Sterlingsilber. Der „Hand der Fatima“-Anhänger spiegelt Susanne Kölblis Reiselust wider.
Sterlingsilber. Der „Hand der Fatima“-Anhänger spiegelt Susanne Kölblis Reiselust wider.(c) Beigestellt

Kulturelle Auseinandersetzung. Susanne Kölbli, in Heidelberg geboren und ursprünglich Grafikdesignerin, ist schon seit 1992 Creative Director des Silberschmucklabels Thomas Sabo. Eine außergewöhnlich lange Zeit, in der sie und der Österreicher Sabo gemeinsam das Bild der Marke formen konnten. „Sein Rebel und mein Heart“, spielt sie auf die Kollektion „Rebel at Heart“ an, die sie als typisch für den Rockmusikfan Thomas Sabo empfindet. Aber auch Susanne Kölblis Leben ist in der Schmuckmarke abzulesen: Die „Karma“-Kollektion etwa zeigt ihre Beschäftigung mit dem Buddhismus und dem Hinduismus seit circa drei Jahren. „Wenn man solche Themen angeht, muss man sich wirklich damit auseinandersetzen. Es wäre fatal, würde man an der Oberfläche bleiben.

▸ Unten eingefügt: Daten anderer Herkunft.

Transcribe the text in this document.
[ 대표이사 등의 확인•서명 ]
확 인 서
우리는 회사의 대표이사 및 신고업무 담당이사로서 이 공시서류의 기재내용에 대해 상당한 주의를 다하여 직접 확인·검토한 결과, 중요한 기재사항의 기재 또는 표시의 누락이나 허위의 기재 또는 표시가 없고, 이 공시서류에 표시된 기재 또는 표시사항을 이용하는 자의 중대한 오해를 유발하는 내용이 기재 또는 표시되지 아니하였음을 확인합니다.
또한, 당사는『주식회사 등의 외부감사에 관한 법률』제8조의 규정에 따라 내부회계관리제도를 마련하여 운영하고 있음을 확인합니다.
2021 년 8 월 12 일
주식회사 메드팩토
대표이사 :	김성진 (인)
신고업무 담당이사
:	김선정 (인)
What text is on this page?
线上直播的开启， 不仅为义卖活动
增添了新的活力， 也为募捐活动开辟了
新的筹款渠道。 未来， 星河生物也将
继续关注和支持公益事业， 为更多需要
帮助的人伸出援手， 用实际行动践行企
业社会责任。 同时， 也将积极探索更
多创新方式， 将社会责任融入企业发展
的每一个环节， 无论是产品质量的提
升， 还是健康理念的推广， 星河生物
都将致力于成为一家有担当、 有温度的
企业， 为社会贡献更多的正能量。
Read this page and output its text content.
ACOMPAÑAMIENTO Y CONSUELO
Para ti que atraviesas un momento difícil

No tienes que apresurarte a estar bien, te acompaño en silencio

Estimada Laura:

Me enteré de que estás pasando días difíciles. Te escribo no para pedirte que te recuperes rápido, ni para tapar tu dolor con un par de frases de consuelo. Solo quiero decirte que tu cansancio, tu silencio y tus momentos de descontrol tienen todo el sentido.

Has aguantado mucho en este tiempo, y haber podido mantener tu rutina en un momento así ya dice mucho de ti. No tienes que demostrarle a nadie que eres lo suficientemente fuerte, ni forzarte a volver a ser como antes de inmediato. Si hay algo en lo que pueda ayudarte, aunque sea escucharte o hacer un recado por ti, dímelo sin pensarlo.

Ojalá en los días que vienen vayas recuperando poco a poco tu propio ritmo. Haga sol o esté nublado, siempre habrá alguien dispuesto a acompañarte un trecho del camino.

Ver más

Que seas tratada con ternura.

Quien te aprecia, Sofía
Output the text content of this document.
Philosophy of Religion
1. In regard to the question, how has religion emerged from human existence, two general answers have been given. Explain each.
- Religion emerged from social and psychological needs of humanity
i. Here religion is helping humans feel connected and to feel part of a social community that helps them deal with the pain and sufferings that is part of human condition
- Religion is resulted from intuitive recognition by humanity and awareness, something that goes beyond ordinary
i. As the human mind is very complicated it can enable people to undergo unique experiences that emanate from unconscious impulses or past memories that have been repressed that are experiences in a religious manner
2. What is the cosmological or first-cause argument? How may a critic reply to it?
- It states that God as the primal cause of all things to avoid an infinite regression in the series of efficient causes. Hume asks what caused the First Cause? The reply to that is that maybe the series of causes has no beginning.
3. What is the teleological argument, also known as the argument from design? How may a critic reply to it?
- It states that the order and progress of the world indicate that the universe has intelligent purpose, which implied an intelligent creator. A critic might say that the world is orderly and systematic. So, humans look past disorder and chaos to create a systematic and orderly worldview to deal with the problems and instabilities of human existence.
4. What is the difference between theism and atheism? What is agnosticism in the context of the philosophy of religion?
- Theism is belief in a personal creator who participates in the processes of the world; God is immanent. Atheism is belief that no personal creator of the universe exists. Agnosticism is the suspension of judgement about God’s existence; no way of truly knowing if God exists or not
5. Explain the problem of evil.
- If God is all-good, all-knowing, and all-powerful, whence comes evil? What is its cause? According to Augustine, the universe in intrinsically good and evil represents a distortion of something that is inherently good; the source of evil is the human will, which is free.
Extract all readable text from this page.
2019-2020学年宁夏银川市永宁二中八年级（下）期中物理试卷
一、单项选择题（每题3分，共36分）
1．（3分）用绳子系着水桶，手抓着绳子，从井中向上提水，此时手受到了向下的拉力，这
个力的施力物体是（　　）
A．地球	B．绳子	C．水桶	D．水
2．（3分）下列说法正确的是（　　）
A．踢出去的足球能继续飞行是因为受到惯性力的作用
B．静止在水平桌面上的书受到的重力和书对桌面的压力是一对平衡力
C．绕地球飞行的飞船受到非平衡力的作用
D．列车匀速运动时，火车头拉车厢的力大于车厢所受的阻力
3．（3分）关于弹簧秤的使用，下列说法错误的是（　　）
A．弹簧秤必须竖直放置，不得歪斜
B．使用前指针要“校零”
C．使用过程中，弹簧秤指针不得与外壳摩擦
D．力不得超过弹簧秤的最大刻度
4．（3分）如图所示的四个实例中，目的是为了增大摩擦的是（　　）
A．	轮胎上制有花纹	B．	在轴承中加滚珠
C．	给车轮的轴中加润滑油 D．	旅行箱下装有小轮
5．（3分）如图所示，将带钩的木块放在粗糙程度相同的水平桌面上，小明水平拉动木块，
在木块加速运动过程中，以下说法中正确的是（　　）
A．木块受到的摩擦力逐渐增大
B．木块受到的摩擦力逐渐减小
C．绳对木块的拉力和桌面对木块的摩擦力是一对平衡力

Auch wenn ich jetzt nicht zur Buddhistin werde oder zur Esoterikerin, aber es muss den Schmuckstücken ein Prozess vorausgehen.“

Kölbli hat nicht nur ein Faible für die Kulturen des indischen Subkontinents, sondern auch für jene der Ureinwohner Nordamerikas. Sie sammelt antiken Navajo- und Zuni-Schmuck, ebenso übrigens wie auch Ralph Lauren, der bei derselben Frankfurter Galerie kauft wie Kölbli. Weitere Vorbilder in Sachen Schmuck sind Victoire Castellan von Dior sowie der Italiener Fulco di Verdura, der für Coco Chanel etwa den berühmten Malteserkreuz-Armreif entworfen hat, „plakative Schmuckstücke mit unheimlich tollem Farbgefühl, mit Farbsteinen. Das sind Juwelen!“ Vermisst Susanne Kölbli, die sich aufgrund der Thomas-Sabo-Markenidentität materialtechnisch innerhalb gewisser Rahmen bewegt, diese Opulenz? „Nein, ich vermisse das nicht. Das machen eben andere. Wir haben im Silberschmuck eine solche Virtuosität erreicht, dass das einfach unsere Spezialität ist. Und ich kann mir ein solches Schmuckstück ja durchaus einmal von jemand anderem kaufen. Man muss ja nicht alles selbst machen!“

No-Gos als Trend von morgen. Könnte sich Susanne Kölbli aussuchen, für wen konkret sie ein Schmuckstück entwerfen könnte, wären das zwei Frauen – „die eine ist aber schon tot: Amy Winehouse und Vanessa Paradis“. An Winehouse fasziniere sie der Widerspruch zwischen außen und innen, „eine Frau, die eigentlich nicht hübsch ist, aber sich zur Ikone stilisiert hat, eine Frau, die nach außen sehr plakativ ist, um den sehr sanften Kern zu verbergen“. Eine Persönlichkeit, die sich gut in Schmuck fassen lässt: Für Amy Winehouse schwebt Kölbli ein Herz vor, „ein ausgefallenes in Tattoo-Optik, nicht filigran. Eher ein Schutzpanzer – auch vom Gedanken her“. Und Vanessa Paradis? „Das ist ein Frauentyp, den ich einfach mag. Etwas boho, lässig-rebellig, ungekünstelt und trotz Mutterdaseins immer noch ein Mädchen. Und mit einer tollen Zahnlücke natürlich!“ Kölbli ruft mit einem Lachen ihre eigene Zahnlücke in Erinnerung. Für Vanessa Paradis stellt sich die Thomas-Sabo-Designerin indes ein „zartes indisches Gespinst“ vor.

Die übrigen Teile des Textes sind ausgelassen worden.